ヴェネチア映画祭には、こうしたインタラクティブな仕掛けを施した映画を集めた部門があります。
ネットフリックスなど動画配信サービスの普及により、映画館の優位性が失われつつある現状で、応援上映など"ユーザー参加型"や"双方向性"という要素が、いま注目されています。この部門にノミネートされる作品は、その最先端といえるでしょう。
すでに日本でも松竹製作の『シライサン』というホラー映画(小説家の乙一=安達寛高による監督作品です)が、実験的なインタラクティブ作品として今年1月に公開されています。

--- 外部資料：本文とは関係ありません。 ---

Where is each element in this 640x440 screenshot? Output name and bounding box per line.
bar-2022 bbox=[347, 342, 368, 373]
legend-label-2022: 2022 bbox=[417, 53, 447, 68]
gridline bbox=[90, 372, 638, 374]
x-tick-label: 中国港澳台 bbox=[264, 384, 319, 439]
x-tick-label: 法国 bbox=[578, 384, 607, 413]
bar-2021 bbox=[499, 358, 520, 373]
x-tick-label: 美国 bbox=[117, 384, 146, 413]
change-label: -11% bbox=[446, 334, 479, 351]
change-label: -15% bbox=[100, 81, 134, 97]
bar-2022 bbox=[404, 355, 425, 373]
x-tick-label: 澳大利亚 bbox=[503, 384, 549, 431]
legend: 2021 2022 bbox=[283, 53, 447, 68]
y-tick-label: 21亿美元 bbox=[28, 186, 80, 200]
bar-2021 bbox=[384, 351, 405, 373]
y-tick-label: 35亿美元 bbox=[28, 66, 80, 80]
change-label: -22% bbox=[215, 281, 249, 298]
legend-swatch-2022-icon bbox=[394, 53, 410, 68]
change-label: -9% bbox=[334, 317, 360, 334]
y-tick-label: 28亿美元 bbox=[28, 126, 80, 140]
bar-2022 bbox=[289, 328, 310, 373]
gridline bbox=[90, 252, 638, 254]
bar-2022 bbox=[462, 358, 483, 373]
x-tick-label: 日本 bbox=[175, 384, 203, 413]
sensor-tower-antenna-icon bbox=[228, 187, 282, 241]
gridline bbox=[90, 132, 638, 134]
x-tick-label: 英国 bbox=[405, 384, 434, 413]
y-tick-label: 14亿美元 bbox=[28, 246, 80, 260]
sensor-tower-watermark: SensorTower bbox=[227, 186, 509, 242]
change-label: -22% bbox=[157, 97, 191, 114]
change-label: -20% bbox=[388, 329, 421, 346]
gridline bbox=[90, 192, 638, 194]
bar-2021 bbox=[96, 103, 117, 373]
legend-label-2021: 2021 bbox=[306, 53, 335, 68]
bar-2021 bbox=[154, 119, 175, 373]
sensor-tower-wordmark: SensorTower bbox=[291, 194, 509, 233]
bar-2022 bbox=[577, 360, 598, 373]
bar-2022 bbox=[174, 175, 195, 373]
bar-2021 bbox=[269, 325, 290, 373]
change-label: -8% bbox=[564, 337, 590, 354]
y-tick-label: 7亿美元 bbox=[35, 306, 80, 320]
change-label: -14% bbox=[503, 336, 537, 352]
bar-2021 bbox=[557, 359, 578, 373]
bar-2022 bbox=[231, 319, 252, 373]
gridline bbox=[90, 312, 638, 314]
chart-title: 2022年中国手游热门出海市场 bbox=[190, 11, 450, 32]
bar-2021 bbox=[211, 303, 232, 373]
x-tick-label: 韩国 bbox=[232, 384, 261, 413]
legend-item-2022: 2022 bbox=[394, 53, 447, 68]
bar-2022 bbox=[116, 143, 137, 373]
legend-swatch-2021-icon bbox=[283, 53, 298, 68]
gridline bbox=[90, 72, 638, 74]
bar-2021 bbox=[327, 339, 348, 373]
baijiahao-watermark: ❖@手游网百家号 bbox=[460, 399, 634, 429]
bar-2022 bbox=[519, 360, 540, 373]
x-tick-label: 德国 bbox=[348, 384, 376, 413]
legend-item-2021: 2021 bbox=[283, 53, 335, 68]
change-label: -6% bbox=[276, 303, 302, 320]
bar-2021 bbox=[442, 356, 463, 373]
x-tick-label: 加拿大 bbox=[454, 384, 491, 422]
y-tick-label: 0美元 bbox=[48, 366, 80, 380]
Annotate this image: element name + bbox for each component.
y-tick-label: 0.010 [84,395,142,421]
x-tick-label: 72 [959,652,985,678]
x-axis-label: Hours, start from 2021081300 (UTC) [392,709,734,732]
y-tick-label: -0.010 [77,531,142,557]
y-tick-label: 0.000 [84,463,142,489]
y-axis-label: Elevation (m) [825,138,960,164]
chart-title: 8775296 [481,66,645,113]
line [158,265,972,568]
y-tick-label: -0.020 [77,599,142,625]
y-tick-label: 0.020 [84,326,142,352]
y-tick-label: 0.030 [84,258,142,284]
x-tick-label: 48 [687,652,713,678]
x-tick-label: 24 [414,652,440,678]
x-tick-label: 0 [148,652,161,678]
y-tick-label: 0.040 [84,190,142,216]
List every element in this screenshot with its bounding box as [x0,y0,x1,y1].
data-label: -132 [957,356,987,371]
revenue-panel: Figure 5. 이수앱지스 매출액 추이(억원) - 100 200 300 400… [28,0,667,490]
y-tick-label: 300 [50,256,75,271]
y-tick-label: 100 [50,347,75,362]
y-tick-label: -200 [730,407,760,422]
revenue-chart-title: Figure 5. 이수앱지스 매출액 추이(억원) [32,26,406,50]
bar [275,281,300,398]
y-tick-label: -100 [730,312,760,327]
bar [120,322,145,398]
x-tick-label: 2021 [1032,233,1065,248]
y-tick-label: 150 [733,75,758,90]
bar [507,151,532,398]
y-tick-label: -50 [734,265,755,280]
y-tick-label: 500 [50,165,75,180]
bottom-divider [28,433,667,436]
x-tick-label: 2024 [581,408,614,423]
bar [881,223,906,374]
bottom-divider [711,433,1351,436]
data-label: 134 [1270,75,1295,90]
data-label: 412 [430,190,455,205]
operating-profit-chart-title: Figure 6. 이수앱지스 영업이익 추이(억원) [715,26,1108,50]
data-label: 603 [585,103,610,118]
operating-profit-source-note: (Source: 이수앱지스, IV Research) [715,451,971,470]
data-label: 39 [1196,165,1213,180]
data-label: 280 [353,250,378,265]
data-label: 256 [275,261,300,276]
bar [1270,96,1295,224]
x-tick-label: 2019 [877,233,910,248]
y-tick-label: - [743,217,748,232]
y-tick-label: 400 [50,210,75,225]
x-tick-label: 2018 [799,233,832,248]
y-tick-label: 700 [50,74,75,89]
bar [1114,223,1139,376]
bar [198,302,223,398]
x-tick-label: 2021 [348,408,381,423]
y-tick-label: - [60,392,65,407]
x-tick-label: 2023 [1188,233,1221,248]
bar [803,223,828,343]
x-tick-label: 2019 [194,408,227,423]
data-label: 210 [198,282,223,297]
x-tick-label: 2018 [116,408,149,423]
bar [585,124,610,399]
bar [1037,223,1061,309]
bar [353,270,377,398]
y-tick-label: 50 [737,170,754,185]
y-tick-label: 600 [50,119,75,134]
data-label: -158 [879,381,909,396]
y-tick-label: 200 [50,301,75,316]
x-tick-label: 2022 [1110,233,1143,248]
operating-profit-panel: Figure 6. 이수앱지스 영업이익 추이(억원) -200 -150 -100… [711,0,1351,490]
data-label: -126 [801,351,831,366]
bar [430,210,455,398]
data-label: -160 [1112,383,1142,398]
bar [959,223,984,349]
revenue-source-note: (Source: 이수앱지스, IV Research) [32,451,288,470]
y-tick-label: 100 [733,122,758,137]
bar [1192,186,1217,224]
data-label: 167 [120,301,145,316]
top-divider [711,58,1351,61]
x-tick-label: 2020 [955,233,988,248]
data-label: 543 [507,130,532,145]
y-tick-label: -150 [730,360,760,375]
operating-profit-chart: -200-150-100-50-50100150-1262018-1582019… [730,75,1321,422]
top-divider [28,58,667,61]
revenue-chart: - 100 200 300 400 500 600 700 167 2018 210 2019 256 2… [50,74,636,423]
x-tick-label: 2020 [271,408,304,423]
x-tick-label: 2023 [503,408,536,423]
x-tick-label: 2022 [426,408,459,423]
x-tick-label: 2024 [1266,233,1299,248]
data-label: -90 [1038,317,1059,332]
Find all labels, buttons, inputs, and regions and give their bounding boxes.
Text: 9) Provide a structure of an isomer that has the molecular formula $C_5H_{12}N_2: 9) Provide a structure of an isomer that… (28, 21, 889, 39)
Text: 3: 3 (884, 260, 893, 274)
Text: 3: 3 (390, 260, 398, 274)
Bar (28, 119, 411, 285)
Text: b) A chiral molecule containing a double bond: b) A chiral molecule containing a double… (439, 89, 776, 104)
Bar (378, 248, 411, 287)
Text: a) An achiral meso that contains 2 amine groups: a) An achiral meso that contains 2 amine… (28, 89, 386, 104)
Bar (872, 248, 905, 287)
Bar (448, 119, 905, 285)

こちらは「イヤホン360上映」といって、観客は指定のアプリをインストールした自分のスマホにイヤホンをつなぎ、それを装着したまま映画館で映画を見るというものです。
すると、劇場のスピーカーにはない効果音などがイヤホンから追加で流され、臨場感がアップするという仕組みです。
映像や劇場のスピーカーとの同期は、視聴覚障碍者用の副音声システムの技術を応用しているそうです。
じっさい体験してみると、思わずイヤホンをはずしてみたり、つけ直してみたりと、なかなか新鮮かつ楽しいものでした。普通の映画より、ちょっとだけお得な感じもしますし、話の種にもなるでしょう。
場合によっては恐怖度を大幅アップした「激コワ音声追加バージョン」とか、全く違ったオチやストーリーを同時進行させる「衝撃のB面同時進行バージョン」など、クリエイターの工夫によってさまざまなことができる可能性を感じさせるものだと感じました。
ただし、『シライサン』の場合は肝心の映画の出来がイマイチでさほどの話題にもならず、それが原因なのかその後の発展の話も聞きません。
インタラクティブやVR上映といったものがいまだ実験段階ということなのでしょうが、無謀に思える試行錯誤が思わぬイノベーションにつながることもあるので、『Beat』とともに私は注目しています。